Восторгам в ответном письме не было конца. Некоторые идиомы мне пришлось просить перевести друзей из иняза. Смысл заключался в следующем: на одной из открыток был сфотографирован дом близких родственников нашего немецкого нового друга, в котором ему часто приходилось бывать и отдыхать. Штольц писал: «Наверное, эти старинные открытки Вы купили в антикварном магазине, я понимаю, как это дорого, и готов компенсировать Ваши затраты».
Вот уж простота – хуже воровства. Надо мне было дождаться супругу – посмеялись бы, придумали бы с ней чего-нибудь этакое безобидное, а получилось, что наша дружба оборвалась, не успев завязаться.
Я просто и по-русски (он же изучает русский язык) ответил:
«Дорогой Штольц!
Мой отец прошел пол-Европы и везде, во всех городах, которые они освобождали от фрицев, во всех домах на полу валялись такие замечательные фотокарточки. Он их подбирал и слал домой своей маме. У меня этих карточек полный ящик письменного стола. Жму руку, Олег».
Зидан забил гол
«В Кракове встречаемся с англичанами и американцами, это военнопленные… Один из Туниса (Африка) объясняет, что с Роммелем воевал в 41-м году».
(Из письма отца 5.03.45)
Развернувшись веером из дюжины машин, мы мчались на белых «лендкрузерах-сотках» по песчано-каменистому участку Сахары по направлению к маленькому городку Дуз, расположенному в самом сердце великой пустыни.
После каждого мельчайшего приступочка машина пролетала по воздуху несколько десятков метров, и как водители этих агрегатов умудрялись не сталкиваться друг с другом, одному Богу известно: ревущие, они расходились буквально в метре друг от друга. Наши спутницы визжали и причитали при каждом полёте:
– Я сейчас описаюсь!
– Я уже!
И мы им верили. Мне думалось, что если остановимся – я выйду, куплю самого паршивого верблюда и поеду дальше на нём. По всей вероятности, наши дамы, так же, как и я, удовольствия от поездки не получали.
Хотел соблюсти политкорректность и назвать нашего шофёра афроамериканцем, но не получилось: Гасан был самым настоящим негром из Мали, иссиня-чёрным, пухлым и улыбчивым. Я думаю, что он бы даже обиделся за «афроамериканца». Он был участником трёх последних ралли Париж – Дакар и совершенно невозмутимо вел свой аппарат, умудряясь при этом слушать музыку, жевать резинку и переговариваться по мобильнику со своими коллегами. Я его звал Гансом.
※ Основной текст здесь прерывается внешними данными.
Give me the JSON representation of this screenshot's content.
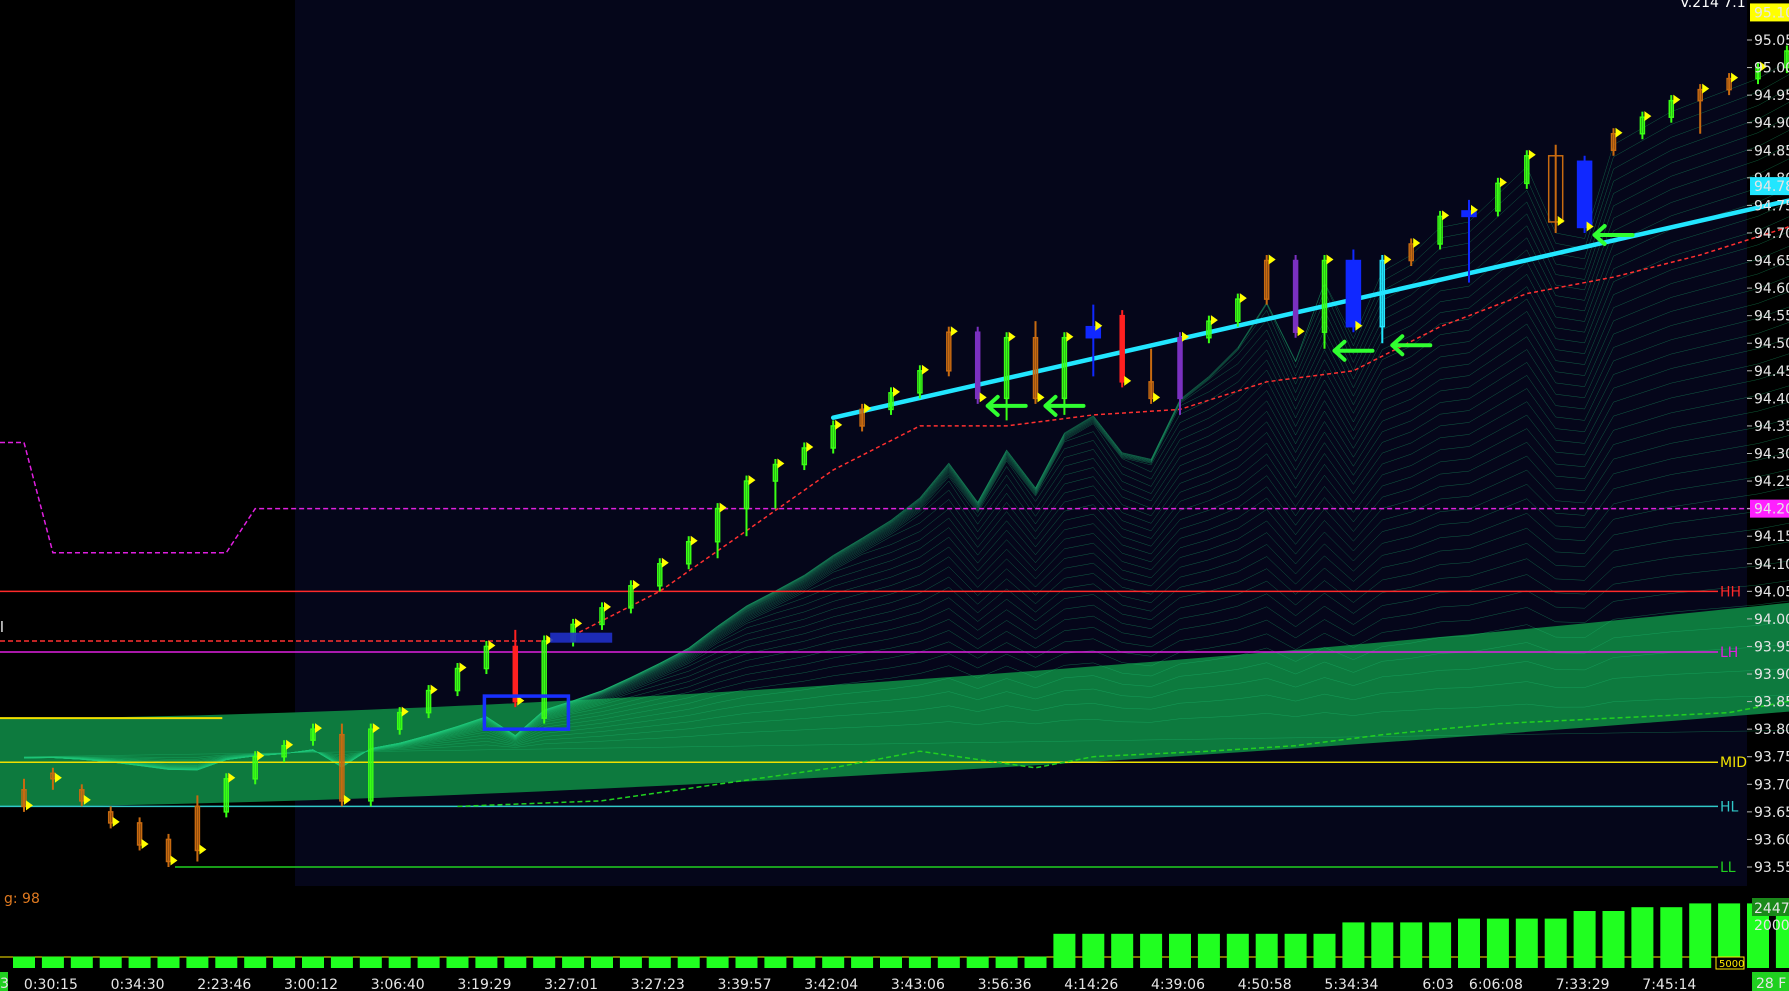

Остановку всё же сделали. Наши «тойоты» встали причудливой звездой на небольшой площадке между барханами, как стадо больших уставших животных. Все повылезали из машин, неуверенно ступая и ощупывая ногами почву. Невдалеке виднелось большое голубое озеро, до него было рукой подать. Это было соляное озеро. Я с этим явлением уже сталкивался и не пошел с нашим групповодом и переводчиком осматривать его.
Я подошёл к Гасану и на ломанном английском попытался объяснить ему, что хочу найти «розу Сахары». Он долго не понимал, но потом ему что-то подсказали коллеги-водители и он радостно кивнул мне «о’кей», махнув рукой в сторону автомобиля.
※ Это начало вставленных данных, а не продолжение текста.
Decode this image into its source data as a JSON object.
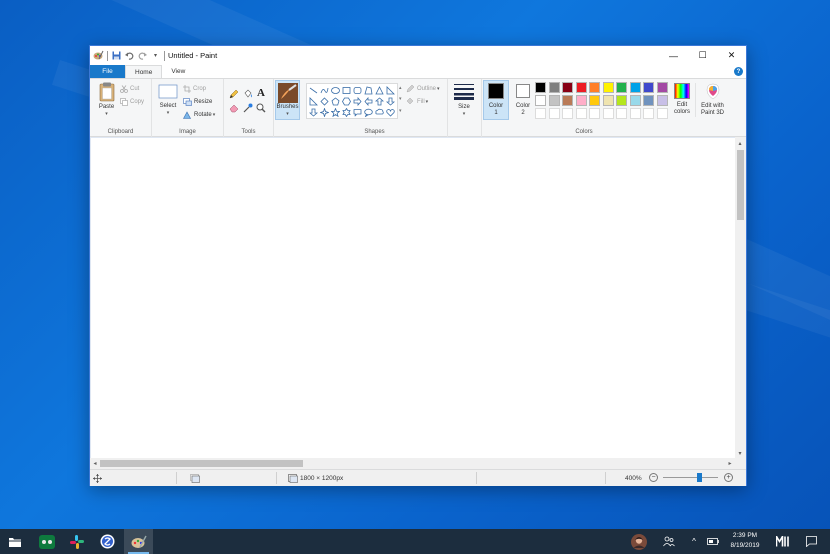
{
  "window": {
    "title": "Untitled - Paint",
    "minimize": "—",
    "maximize": "☐",
    "close": "✕"
  },
  "tabs": {
    "file": "File",
    "home": "Home",
    "view": "View",
    "help": "?"
  },
  "ribbon": {
    "clipboard": {
      "label": "Clipboard",
      "paste": "Paste",
      "cut": "Cut",
      "copy": "Copy"
    },
    "image": {
      "label": "Image",
      "select": "Select",
      "crop": "Crop",
      "resize": "Resize",
      "rotate": "Rotate"
    },
    "tools": {
      "label": "Tools"
    },
    "brushes": "Brushes",
    "shapes": {
      "label": "Shapes",
      "outline": "Outline",
      "fill": "Fill"
    },
    "size": "Size",
    "colors": {
      "label": "Colors",
      "color1_line1": "Color",
      "color1_line2": "1",
      "color2_line1": "Color",
      "color2_line2": "2",
      "edit_line1": "Edit",
      "edit_line2": "colors",
      "paint3d_line1": "Edit with",
      "paint3d_line2": "Paint 3D",
      "palette_row1": [
        "#000000",
        "#7f7f7f",
        "#880015",
        "#ed1c24",
        "#ff7f27",
        "#fff200",
        "#22b14c",
        "#00a2e8",
        "#3f48cc",
        "#a349a4"
      ],
      "palette_row2": [
        "#ffffff",
        "#c3c3c3",
        "#b97a57",
        "#ffaec9",
        "#ffc90e",
        "#efe4b0",
        "#b5e61d",
        "#99d9ea",
        "#7092be",
        "#c8bfe7"
      ]
    }
  },
  "status": {
    "dimensions": "1800 × 1200px",
    "zoom": "400%",
    "zoom_out": "−",
    "zoom_in": "+"
  },
  "clock": {
    "time": "2:39 PM",
    "date": "8/19/2019"
  },
  "accent": "#1979ca"
}
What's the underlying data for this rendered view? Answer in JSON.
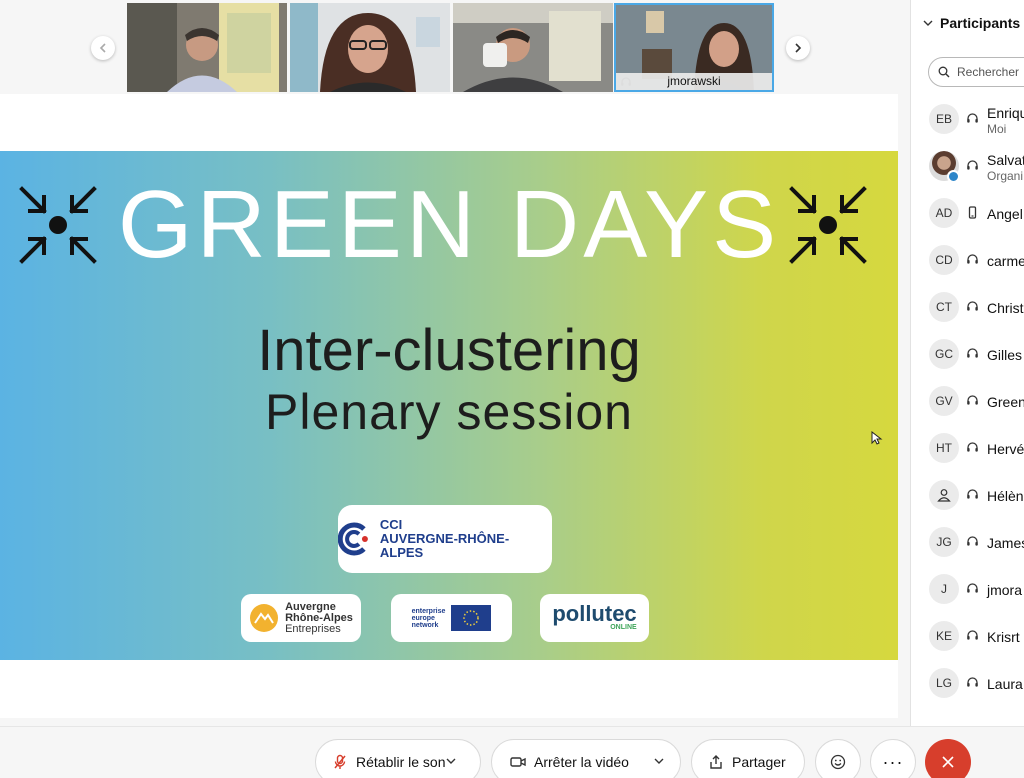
{
  "video_strip": {
    "tiles": [
      {
        "name": ""
      },
      {
        "name": ""
      },
      {
        "name": ""
      },
      {
        "name": "jmorawski"
      }
    ]
  },
  "slide": {
    "title": "GREEN DAYS",
    "subtitle": "Inter-clustering",
    "session": "Plenary session",
    "cci_line1": "CCI",
    "cci_line2": "AUVERGNE-RHÔNE-ALPES",
    "ara_line1": "Auvergne",
    "ara_line2": "Rhône-Alpes",
    "ara_line3": "Entreprises",
    "een_line1": "enterprise",
    "een_line2": "europe",
    "een_line3": "network",
    "pollutec_name": "pollutec",
    "pollutec_sub": "ONLINE",
    "colors": {
      "gradient_left": "#5bb3e3",
      "gradient_right": "#d6d83e"
    }
  },
  "panel": {
    "title": "Participants",
    "search_placeholder": "Rechercher",
    "participants": [
      {
        "initials": "EB",
        "name": "Enrique",
        "subtitle": "Moi",
        "icon": "headset-icon"
      },
      {
        "initials": "",
        "name": "Salvat",
        "subtitle": "Organi",
        "icon": "headset-icon",
        "photo": true
      },
      {
        "initials": "AD",
        "name": "Angel",
        "subtitle": "",
        "icon": "phone-icon"
      },
      {
        "initials": "CD",
        "name": "carme",
        "subtitle": "",
        "icon": "headset-icon"
      },
      {
        "initials": "CT",
        "name": "Christ",
        "subtitle": "",
        "icon": "headset-icon"
      },
      {
        "initials": "GC",
        "name": "Gilles",
        "subtitle": "",
        "icon": "headset-icon"
      },
      {
        "initials": "GV",
        "name": "Green",
        "subtitle": "",
        "icon": "headset-icon"
      },
      {
        "initials": "HT",
        "name": "Hervé",
        "subtitle": "",
        "icon": "headset-icon"
      },
      {
        "initials": "",
        "name": "Hélèn",
        "subtitle": "",
        "icon": "headset-icon",
        "person": true
      },
      {
        "initials": "JG",
        "name": "James",
        "subtitle": "",
        "icon": "headset-icon"
      },
      {
        "initials": "J",
        "name": "jmora",
        "subtitle": "",
        "icon": "headset-icon"
      },
      {
        "initials": "KE",
        "name": "Krisrt",
        "subtitle": "",
        "icon": "headset-icon"
      },
      {
        "initials": "LG",
        "name": "Laura",
        "subtitle": "",
        "icon": "headset-icon"
      }
    ]
  },
  "controls": {
    "unmute_label": "Rétablir le son",
    "video_label": "Arrêter la vidéo",
    "share_label": "Partager",
    "more_label": "···",
    "leave_color": "#d73e2c"
  }
}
Мы ехали совсем недолго. Сначала Гасан попытался перебраться через бархан, но на середине очень крутого склона машина забуксовала, и её начало заваливать плывущим сверху песком. Я заволновался, но мой водила замурлыкал какую-то свою песенку и, резко развернувшись, дал газа. Мы поползли вниз по бархану вместе с кучей песка, пока не остановились почти внизу, где он уверенно развернулся и поехал в объезд через узкий перевал с довольно плотным грунтом.
Как только скрылось из виду соляное озеро и наш автопоезд с туристами, пейзаж наполнился тревогой и безысходностью, которые понятны любому чужаку. Отвесные стены барханов, с нависшими гребнями, отсутствие ориентиров, понимание, что назад дороги нет: мы спускались по этим склонам, почти прыгали. И то, что дорога была недолгой, минут пятнадцать, не спасало. Гасан встал неожиданно и молча, показав рукой куда-то вперёд.
Я вышел из машины и пошёл в указанном направлении. Слепящее солнце, жаркий воздух, который обжигал лёгкие, головокружение от непривычного ралли сделали меня слабоумным, и я почти наткнулся на высокий, почти с меня ростом пенёк, весь состоящий из причудливых золотистых, полупрозрачных лепестков.
Этому чуду природы не хочется давать научного объяснения – хотя я его знаю. Всё равно что первую любовь измерять химическими процессами и гормонами. Те лепесточки из гипса и соли, которые нам предлагались на курортных базарах и пляжах Туниса, да и небольшие бутоны из нескольких лепестков, да и большие, с ладонь величиной, не могли в моём воображении вырасти до этого шедевра, созданного природой пустыни. Мне на миг показалось, что это дерево из круглых лепестков-кристаллов звенит и благоухает. Я стоял очарованный несколько мгновений, пока не понял, что упаду от жары.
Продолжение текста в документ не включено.